Google Cloud Storage Write Connector (Legacy)

Creating an Google Cloud Storage (GCS) Write Connector

Prerequisites:

Access credentials
Data location on Google Cloud Storage
Partition column from upstream, if applicable

Specify the Upstream and GCS path

📘
Suggestion
For optimal performance ensure the upstream transform is partitioned.

Location

GCS Write Connectors have location settings comprised of:

Bucket: The GCS bucket name, e.g. my_data_bucket. Do not put in any folder information in this box.
Object Prefix: The GCS folders hierarchical prefix, e.g. good_data/my_awesome_table. Do not include any leading forward slashes.
Partition Folder Pattern: The folder pattern that will be generated based on the values from the upstream partition column, e.g. you can use {{at_hour_ts(yyyy-MM-dd/HH)}} where column at_hour_ts is a partition column from the upstream transform.

❗️
Warning
Any data that is not being propagated by the upstream transform will automatically be deleted under the object prefix.
For example; if the write connector produces three files A, B and C in the object-prefix and there was an existing file called output.txt at the same location Ascend will delete output.txt since Ascend did not generate it.

Manifest file (optional)

If selected a manifest file is generated or updated every time the Write Connector gets Up-To-Date and will contain a list of file names for all data files that are ready to be consumed by downstream applications. To create a Manifest File, specify the full path, including the file name, for where the Manifest File should get created at, as well as whether this should be a CSV or a JSON file.

🚧
Important
Make sure the Manifest File is located under the same folder as the data files.
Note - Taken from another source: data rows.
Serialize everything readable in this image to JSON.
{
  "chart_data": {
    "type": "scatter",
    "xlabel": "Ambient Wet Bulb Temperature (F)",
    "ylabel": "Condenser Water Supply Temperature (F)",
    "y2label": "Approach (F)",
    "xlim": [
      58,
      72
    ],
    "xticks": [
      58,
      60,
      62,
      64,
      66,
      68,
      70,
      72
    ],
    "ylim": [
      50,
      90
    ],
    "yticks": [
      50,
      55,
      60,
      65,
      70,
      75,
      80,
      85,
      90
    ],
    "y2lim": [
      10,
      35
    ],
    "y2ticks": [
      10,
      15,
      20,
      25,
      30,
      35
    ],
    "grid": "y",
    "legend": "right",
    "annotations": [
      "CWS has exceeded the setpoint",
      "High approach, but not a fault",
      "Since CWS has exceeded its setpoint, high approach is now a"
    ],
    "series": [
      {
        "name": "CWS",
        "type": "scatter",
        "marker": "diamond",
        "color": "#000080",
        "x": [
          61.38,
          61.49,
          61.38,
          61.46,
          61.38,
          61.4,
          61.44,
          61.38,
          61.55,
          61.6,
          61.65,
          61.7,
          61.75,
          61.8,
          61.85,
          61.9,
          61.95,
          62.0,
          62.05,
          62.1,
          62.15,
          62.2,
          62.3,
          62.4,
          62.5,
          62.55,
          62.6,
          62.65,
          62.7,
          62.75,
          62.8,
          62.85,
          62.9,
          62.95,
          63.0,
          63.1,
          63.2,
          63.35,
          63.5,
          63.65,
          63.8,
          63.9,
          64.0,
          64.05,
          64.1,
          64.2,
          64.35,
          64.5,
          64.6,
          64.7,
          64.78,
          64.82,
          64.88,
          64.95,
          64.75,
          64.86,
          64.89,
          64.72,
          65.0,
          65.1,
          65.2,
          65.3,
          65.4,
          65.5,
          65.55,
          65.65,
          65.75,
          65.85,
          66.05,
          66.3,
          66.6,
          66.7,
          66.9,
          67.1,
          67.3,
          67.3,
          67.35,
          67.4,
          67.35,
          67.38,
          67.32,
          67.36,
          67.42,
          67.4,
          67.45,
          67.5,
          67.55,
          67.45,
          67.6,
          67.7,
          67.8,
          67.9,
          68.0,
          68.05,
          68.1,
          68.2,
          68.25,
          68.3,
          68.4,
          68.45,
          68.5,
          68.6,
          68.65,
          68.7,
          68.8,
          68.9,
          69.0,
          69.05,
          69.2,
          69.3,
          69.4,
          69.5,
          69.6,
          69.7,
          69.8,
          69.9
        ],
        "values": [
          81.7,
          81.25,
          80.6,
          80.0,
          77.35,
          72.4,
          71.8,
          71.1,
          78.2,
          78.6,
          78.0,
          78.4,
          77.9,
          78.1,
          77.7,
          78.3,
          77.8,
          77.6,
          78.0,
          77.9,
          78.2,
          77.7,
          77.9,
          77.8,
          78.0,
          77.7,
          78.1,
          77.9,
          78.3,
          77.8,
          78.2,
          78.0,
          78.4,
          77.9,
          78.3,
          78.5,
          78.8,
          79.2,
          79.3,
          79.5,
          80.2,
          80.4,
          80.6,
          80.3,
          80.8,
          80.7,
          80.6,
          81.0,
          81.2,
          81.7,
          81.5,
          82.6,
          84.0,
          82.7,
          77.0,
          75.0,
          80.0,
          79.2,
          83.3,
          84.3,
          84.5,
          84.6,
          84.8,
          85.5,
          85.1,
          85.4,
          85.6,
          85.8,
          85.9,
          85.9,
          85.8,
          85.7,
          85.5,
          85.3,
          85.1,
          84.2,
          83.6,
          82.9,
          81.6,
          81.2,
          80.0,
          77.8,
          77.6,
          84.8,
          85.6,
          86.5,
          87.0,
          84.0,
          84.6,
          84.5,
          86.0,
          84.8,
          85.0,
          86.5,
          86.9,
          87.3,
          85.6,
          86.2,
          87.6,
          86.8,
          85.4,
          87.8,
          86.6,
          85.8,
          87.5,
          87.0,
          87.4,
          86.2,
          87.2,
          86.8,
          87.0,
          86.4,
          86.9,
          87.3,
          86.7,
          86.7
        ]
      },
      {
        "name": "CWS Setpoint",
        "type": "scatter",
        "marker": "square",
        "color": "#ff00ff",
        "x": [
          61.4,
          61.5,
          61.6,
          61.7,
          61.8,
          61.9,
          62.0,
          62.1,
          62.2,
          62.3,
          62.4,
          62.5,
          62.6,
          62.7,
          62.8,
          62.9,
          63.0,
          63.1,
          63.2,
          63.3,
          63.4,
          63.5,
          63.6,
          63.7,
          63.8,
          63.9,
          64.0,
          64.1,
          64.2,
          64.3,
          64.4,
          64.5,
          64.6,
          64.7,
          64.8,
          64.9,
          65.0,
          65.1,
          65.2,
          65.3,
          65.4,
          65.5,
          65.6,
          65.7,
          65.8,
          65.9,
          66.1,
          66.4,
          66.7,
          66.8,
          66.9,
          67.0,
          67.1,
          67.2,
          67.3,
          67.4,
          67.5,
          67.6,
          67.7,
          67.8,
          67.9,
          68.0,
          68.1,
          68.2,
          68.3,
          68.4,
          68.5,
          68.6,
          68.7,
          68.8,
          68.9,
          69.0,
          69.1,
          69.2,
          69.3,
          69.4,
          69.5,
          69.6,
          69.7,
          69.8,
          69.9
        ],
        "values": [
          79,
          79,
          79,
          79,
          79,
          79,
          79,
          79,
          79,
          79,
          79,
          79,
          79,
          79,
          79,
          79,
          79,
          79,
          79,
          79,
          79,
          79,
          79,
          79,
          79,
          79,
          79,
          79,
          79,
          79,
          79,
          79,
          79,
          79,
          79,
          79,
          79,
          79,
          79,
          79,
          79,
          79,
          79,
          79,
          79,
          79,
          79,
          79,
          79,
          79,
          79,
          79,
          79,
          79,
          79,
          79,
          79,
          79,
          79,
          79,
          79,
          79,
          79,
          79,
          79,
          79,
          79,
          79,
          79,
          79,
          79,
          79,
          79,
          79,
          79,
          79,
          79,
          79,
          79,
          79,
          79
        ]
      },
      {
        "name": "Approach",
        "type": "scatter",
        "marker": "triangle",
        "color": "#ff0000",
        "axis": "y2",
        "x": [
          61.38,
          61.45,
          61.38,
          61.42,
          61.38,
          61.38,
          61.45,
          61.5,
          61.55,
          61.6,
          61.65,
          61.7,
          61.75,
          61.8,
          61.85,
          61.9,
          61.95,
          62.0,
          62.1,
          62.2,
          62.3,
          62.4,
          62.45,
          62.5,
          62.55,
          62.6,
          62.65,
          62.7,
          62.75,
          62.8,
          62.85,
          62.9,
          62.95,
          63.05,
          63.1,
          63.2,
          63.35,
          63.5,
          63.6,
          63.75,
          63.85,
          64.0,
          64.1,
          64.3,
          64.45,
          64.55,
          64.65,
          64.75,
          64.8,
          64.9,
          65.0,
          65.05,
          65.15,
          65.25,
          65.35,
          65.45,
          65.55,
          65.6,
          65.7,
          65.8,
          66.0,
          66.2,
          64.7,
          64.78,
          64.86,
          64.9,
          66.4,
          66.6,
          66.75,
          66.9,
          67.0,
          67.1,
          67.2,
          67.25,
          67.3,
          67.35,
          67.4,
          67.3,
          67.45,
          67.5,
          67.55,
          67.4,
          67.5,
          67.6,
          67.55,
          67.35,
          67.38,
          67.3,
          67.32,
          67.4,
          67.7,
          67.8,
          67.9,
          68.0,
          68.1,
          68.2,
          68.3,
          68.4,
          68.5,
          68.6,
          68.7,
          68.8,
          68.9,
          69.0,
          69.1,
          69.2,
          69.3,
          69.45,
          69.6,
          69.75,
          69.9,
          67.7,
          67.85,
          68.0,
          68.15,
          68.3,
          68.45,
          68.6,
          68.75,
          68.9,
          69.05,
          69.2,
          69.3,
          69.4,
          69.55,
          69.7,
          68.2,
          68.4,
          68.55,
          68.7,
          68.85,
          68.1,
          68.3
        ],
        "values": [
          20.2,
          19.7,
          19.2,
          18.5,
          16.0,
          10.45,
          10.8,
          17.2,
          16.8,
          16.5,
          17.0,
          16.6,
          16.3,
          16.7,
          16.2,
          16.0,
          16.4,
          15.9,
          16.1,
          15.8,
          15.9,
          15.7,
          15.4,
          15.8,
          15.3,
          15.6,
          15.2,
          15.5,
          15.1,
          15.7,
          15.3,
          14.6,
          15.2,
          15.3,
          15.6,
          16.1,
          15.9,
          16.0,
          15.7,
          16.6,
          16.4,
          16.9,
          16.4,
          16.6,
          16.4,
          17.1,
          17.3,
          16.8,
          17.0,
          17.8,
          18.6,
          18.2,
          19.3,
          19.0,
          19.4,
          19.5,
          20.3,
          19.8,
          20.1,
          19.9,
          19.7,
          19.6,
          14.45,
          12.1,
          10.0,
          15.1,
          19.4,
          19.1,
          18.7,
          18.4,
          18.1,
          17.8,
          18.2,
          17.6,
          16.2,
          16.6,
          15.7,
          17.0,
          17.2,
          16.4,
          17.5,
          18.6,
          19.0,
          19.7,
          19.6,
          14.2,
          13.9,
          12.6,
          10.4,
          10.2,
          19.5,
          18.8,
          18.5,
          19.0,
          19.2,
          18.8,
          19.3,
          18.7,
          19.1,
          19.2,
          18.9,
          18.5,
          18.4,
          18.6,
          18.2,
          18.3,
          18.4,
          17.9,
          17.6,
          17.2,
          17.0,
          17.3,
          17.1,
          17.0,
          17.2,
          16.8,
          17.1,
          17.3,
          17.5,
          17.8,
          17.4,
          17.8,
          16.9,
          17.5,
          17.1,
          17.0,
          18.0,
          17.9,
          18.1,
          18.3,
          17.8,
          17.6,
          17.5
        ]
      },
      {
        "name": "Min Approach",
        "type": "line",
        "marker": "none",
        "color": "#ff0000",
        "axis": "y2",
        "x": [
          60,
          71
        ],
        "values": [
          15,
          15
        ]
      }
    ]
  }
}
Google Cloud Storage Credentials

Enter the JSON key for the service account which has Storage Admin and Storage Object Admin for the GCS path. Refer to Google documentation for more details on GCS authentication.

🚧
Storage API
We relied on the Google Storage API to write into GCS locations. As a result, we require the Storage API to be enabled. This should be enabled by default in the GCP but in case it's not, user can enable it by going to https://console.developers.google.com/apis/api/storage-api.googleapis.com/overview?project={your gcp id} to enable this API.

Testing Connection

Use Test Connection to check whether all GCS permissions are correctly configured.

Selecting a formatter

JSON, Parquet and XSV data formats are supported for S3 and GCS write connectors.

XSV formatter: Supports 3 different delimiters and 9 different line terminators and allows specifying whether a Header Row should be included. The XSV generated is RFC4180 compliant.

🚧
Important
The XSV Formatter will NOT replace newline characters within values. Replace newline characters in the upstream transform if you require XSV files to contain only single line records.

JSON formatter: Will generate a file where each line in the file is a valid JSON object representing one data row from upstream.

🚧
Important
The JSON Formatter will automatically replace new line characters in column values to \n in order to guarantee the JSON file has single line records.

Parquet formatter: Will apply snappy compression automatically to the output files automatically.